Steady State and Convergence

Over a long period, many Markov chains approach an equilibrium in which the distribution no longer changes from one step to the next. This limit distribution is called the steady state (or stationary distribution).

Definition Steady State

A probability vector $\pi$ is a steady state (or stationary distribution) if:$$\pi \mathbf{M} = \pi.$$

Method Calculating the Steady State

To find $\pi = \begin{pmatrix} x & y \end{pmatrix}$ for a 2-state matrix:

Solve the matrix equation $\begin{pmatrix} x & y \end{pmatrix} \mathbf{M} = \begin{pmatrix} x & y \end{pmatrix}$.
This leads to a system of linear equations; one equation is redundant.
Add the normalization condition: $x + y = 1$.

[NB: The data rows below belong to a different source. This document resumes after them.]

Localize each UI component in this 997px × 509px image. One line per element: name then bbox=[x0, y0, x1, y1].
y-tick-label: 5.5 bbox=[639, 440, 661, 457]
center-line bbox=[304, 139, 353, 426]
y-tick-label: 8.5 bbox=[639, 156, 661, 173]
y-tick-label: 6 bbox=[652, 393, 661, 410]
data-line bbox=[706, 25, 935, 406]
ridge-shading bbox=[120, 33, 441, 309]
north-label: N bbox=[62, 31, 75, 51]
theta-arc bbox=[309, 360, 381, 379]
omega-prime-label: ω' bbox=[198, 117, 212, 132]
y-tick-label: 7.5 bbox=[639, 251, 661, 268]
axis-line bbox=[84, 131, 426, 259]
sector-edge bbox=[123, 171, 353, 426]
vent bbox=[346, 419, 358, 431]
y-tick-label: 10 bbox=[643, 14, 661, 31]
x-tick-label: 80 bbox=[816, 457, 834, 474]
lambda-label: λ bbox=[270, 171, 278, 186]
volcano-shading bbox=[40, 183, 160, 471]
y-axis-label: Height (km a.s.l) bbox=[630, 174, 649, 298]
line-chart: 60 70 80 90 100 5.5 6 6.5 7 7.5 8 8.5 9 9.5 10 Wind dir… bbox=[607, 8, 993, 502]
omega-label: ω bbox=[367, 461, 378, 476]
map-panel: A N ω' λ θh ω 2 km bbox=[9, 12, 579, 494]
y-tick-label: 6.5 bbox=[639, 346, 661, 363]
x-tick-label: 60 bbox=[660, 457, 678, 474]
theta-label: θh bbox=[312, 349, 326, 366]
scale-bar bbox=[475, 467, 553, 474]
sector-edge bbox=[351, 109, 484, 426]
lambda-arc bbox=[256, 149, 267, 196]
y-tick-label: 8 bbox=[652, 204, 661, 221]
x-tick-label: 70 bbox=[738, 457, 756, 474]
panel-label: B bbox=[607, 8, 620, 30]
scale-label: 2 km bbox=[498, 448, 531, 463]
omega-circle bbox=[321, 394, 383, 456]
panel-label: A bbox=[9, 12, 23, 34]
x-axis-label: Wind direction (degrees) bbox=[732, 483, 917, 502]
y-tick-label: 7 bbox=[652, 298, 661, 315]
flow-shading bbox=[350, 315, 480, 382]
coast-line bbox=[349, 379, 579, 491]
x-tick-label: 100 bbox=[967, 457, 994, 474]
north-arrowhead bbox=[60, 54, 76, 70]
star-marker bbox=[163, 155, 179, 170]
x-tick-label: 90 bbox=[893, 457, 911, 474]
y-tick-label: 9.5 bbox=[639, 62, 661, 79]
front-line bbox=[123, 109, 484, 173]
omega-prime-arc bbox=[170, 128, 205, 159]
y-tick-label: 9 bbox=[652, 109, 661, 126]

Example Weather Steady State

For $M = \begin{pmatrix} 0.8 & 0.2 \\ 0.4 & 0.6 \end{pmatrix}$, solving $\begin{cases}\pi \mathbf{M} = \pi\\x + y = 1\end{cases}\quad\text{with}\quad\pi=\begin{pmatrix} x & y \end{pmatrix}$ gives$$\begin{cases}\begin{pmatrix} x & y \end{pmatrix} \begin{pmatrix} 0.8 & 0.2 \\ 0.4 & 0.6 \end{pmatrix} = \begin{pmatrix} x & y \end{pmatrix}\\ x + y = 1\end{cases}\Leftrightarrow\begin{cases}0.8x + 0.4y = x \\ 0.2x + 0.6y = y \\ x + y = 1\end{cases}\Leftrightarrow\begin{cases}-0.2x+0.4y=0 \\ x + y = 1\end{cases}\Leftrightarrow\begin{cases}x = 2y \\ 3y = 1\end{cases}$$The steady state is$$\pi=\begin{pmatrix} \dfrac{2}{3} & \dfrac{1}{3} \end{pmatrix}.$$Interpretation: in the long run, the probability of being in state $S$ (Sunny) is $\dfrac{2}{3}$.